Specially designed to cure large model "examination"! Jia Jiaya's team's new benchmark allows the model to only find errors without solving problems

Specially designed to solve the problem of "brushing questions" for large models! Jia Jiaya's team's new benchmark allows the model to only find errors without solving questions

2024-07-18

MR-Ben team contributed
Quantum Bit | Public Account QbitAI

The problem of large models getting high scores in tests but performing poorly in actual scenarios has been solved.

Jia Jiaya's team, in collaboration with several well-known universities, proposed a new evaluation method, which allowed some models to immediately show their prototypes.

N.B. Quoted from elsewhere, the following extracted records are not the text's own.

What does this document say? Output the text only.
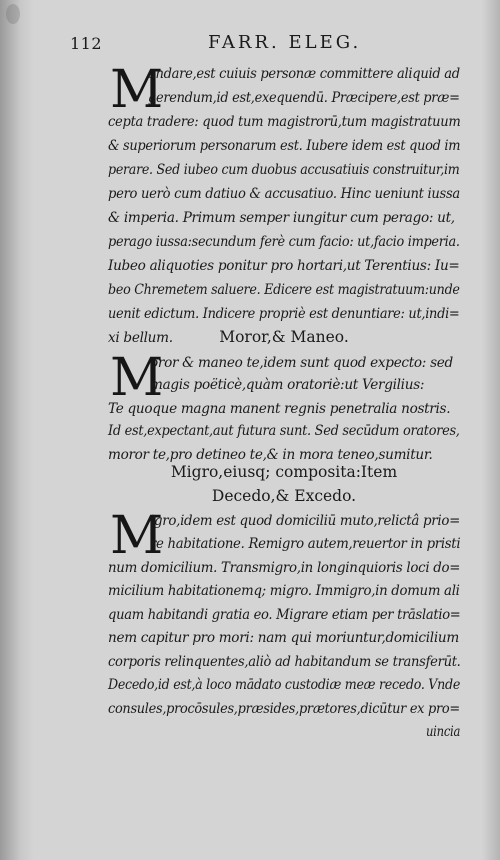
112	FARR. ELEG.
M
andare,est cuiuis personæ committere aliquid ad
gerendum,id est,exequendū. Præcipere,est præ=
cepta tradere: quod tum magistrorū,tum magistratuum
& superiorum personarum est. Iubere idem est quod im
perare. Sed iubeo cum duobus accusatiuis construitur,im
pero uerò cum datiuo & accusatiuo. Hinc ueniunt iussa
& imperia. Primum semper iungitur cum perago: ut,
perago iussa:secundum ferè cum facio: ut,facio imperia.
Iubeo aliquoties ponitur pro hortari,ut Terentius: Iu=
beo Chremetem saluere. Edicere est magistratuum:unde
uenit edictum. Indicere propriè est denuntiare: ut,indi=
xi bellum.	Moror,& Maneo.
M
oror & maneo te,idem sunt quod expecto: sed
magis poëticè,quàm oratoriè:ut Vergilius:
Te quoque magna manent regnis penetralia nostris.
Id est,expectant,aut futura sunt. Sed secūdum oratores,
moror te,pro detineo te,& in mora teneo,sumitur.
Migro,eiusq; composita:Item
Decedo,& Excedo.
M
igro,idem est quod domiciliū muto,relictâ prio=
re habitatione. Remigro autem,reuertor in pristi
num domicilium. Transmigro,in longinquioris loci do=
micilium habitationemq; migro. Immigro,in domum ali
quam habitandi gratia eo. Migrare etiam per trāslatio=
nem capitur pro mori: nam qui moriuntur,domicilium
corporis relinquentes,aliò ad habitandum se transferūt.
Decedo,id est,à loco mādato custodiæ meæ recedo. Vnde
consules,procōsules,præsides,prætores,dicūtur ex pro=
uincia
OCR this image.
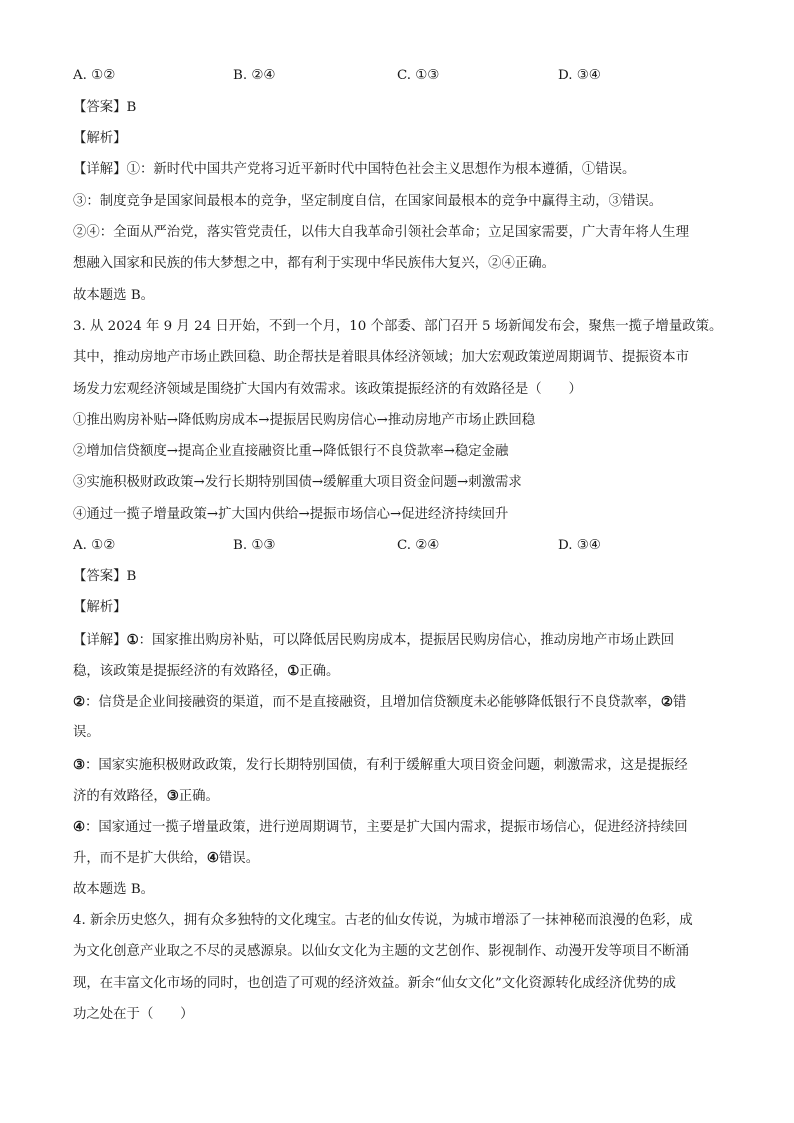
A. ①②	B. ②④	C. ①③	D. ③④
【答案】B
【解析】
【详解】①：新时代中国共产党将习近平新时代中国特色社会主义思想作为根本遵循，①错误。
③：制度竞争是国家间最根本的竞争，坚定制度自信，在国家间最根本的竞争中赢得主动，③错误。
②④：全面从严治党，落实管党责任，以伟大自我革命引领社会革命；立足国家需要，广大青年将人生理
想融入国家和民族的伟大梦想之中，都有利于实现中华民族伟大复兴，②④正确。
故本题选 B。
3. 从 2024 年 9 月 24 日开始，不到一个月，10 个部委、部门召开 5 场新闻发布会，聚焦一揽子增量政策。
其中，推动房地产市场止跌回稳、助企帮扶是着眼具体经济领域；加大宏观政策逆周期调节、提振资本市
场发力宏观经济领域是围绕扩大国内有效需求。该政策提振经济的有效路径是（　　）
①推出购房补贴→降低购房成本→提振居民购房信心→推动房地产市场止跌回稳
②增加信贷额度→提高企业直接融资比重→降低银行不良贷款率→稳定金融
③实施积极财政政策→发行长期特别国债→缓解重大项目资金问题→刺激需求
④通过一揽子增量政策→扩大国内供给→提振市场信心→促进经济持续回升
A. ①②	B. ①③	C. ②④	D. ③④
【答案】B
【解析】
【详解】①：国家推出购房补贴，可以降低居民购房成本，提振居民购房信心，推动房地产市场止跌回
稳，该政策是提振经济的有效路径，①正确。
②：信贷是企业间接融资的渠道，而不是直接融资，且增加信贷额度未必能够降低银行不良贷款率，②错
误。
③：国家实施积极财政政策，发行长期特别国债，有利于缓解重大项目资金问题，刺激需求，这是提振经
济的有效路径，③正确。
④：国家通过一揽子增量政策，进行逆周期调节，主要是扩大国内需求，提振市场信心，促进经济持续回
升，而不是扩大供给，④错误。
故本题选 B。
4. 新余历史悠久，拥有众多独特的文化瑰宝。古老的仙女传说，为城市增添了一抹神秘而浪漫的色彩，成
为文化创意产业取之不尽的灵感源泉。以仙女文化为主题的文艺创作、影视制作、动漫开发等项目不断涌
现，在丰富文化市场的同时，也创造了可观的经济效益。新余“仙女文化”文化资源转化成经济优势的成
功之处在于（　　）
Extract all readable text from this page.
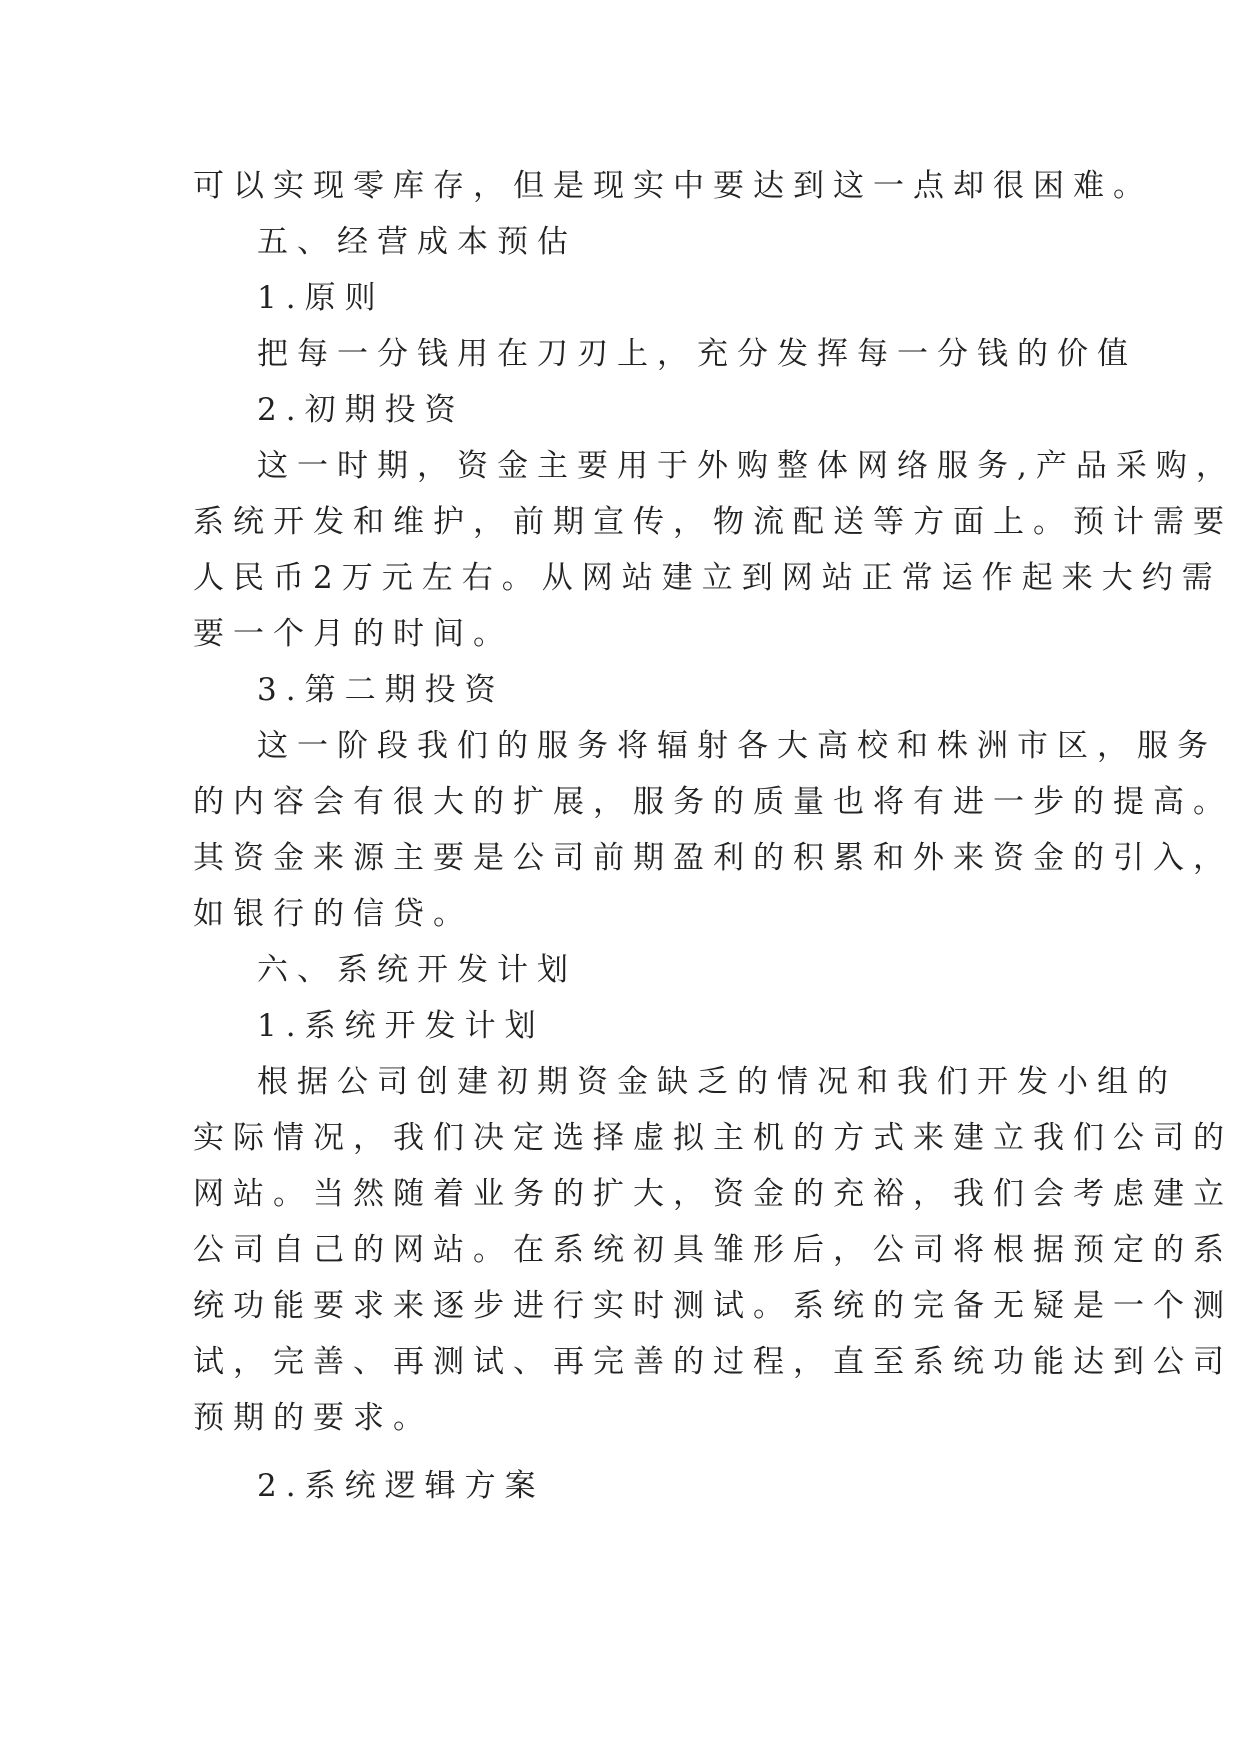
可以实现零库存，但是现实中要达到这一点却很困难。
五、经营成本预估
1.原则
把每一分钱用在刀刃上，充分发挥每一分钱的价值
2.初期投资
这一时期，资金主要用于外购整体网络服务,产品采购，
系统开发和维护，前期宣传，物流配送等方面上。预计需要
人民币2万元左右。从网站建立到网站正常运作起来大约需
要一个月的时间。
3.第二期投资
这一阶段我们的服务将辐射各大高校和株洲市区，服务
的内容会有很大的扩展，服务的质量也将有进一步的提高。
其资金来源主要是公司前期盈利的积累和外来资金的引入，
如银行的信贷。
六、系统开发计划
1.系统开发计划
根据公司创建初期资金缺乏的情况和我们开发小组的
实际情况，我们决定选择虚拟主机的方式来建立我们公司的
网站。当然随着业务的扩大，资金的充裕，我们会考虑建立
公司自己的网站。在系统初具雏形后，公司将根据预定的系
统功能要求来逐步进行实时测试。系统的完备无疑是一个测
试，完善、再测试、再完善的过程，直至系统功能达到公司
预期的要求。
2.系统逻辑方案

Now we don’t have to worry about the large model doing too many exercises and the test set failing to reflect the real level.

This new evaluation dataset is called MR-Ben, which uses existing questions from datasets such as GSM8K and MMLU.

However, the role of the big model in the test changed from "student answering questions" to "examination teacher".Point out errors in existing solution steps。

This way, the model can no longer answer questions correctly by memorizing or guessing, and there is no need to worry about test questions being leaked.

Using MR-Ben, Jia's team evaluated many open source and closed source models such as GPT4-Turbo, Cluade3.5-Sonnet, GLM4, and Qwen2-70B.

Currently, all codes and data involved in this dataset have been open source.

Familiar test questions, new tasks

At present, the mainstream direction of large model testing is to use human standardized tests - multiple-choice questions and fill-in-the-blank questions to evaluate large models.

The advantages of this testing method are that the standards are clear, the indicators are intuitive, and the quantitative results are naturally topical.

However, the author believes that since today's large models generally use a step-by-step chain of thinking to generate the final answer, this method is not "reliable".

The pre-trained model has already seen trillions of tokens during pre-training.It is difficult to tell whether the model being evaluated has seen the corresponding data before, and thus answer the questions correctly by “reciting the questions”.

Since the evaluation method mainly relies on checking the final answer, the modelIt is also unclear whether the correct option is selected based on correct understanding and reasoning.。

Although the academic community has been constantly upgrading and transforming data sets such as GSM8K and MMLU, such as introducing a multi-language version of the MGSM data set on GSM8K and introducing more difficult questions based on MMLU, it is still unable to break away from the rut of multiple-choice or fill-in-the-blank questions.

Moreover, these datasets have faced seriousSaturation Problem, the values of these indicators of large language models have peaked and gradually lost their discriminability.

To this end, Jia Jiaya's team, in collaboration with several well-known universities such as MIT, Tsinghua University, and Cambridge, and domestic head annotation companies, annotated an evaluation dataset MR-Ben for the reasoning process of complex problems.

MR-Ben conducted a test based on the questions of the GSM8K, MMLU, LogiQA, MHPP and other large model pre-training must-test data sets.Paradigm transformation of “paper marking”, the generated new dataset is more difficult and more discriminative, and can more truly reflect the model's reasoning ability!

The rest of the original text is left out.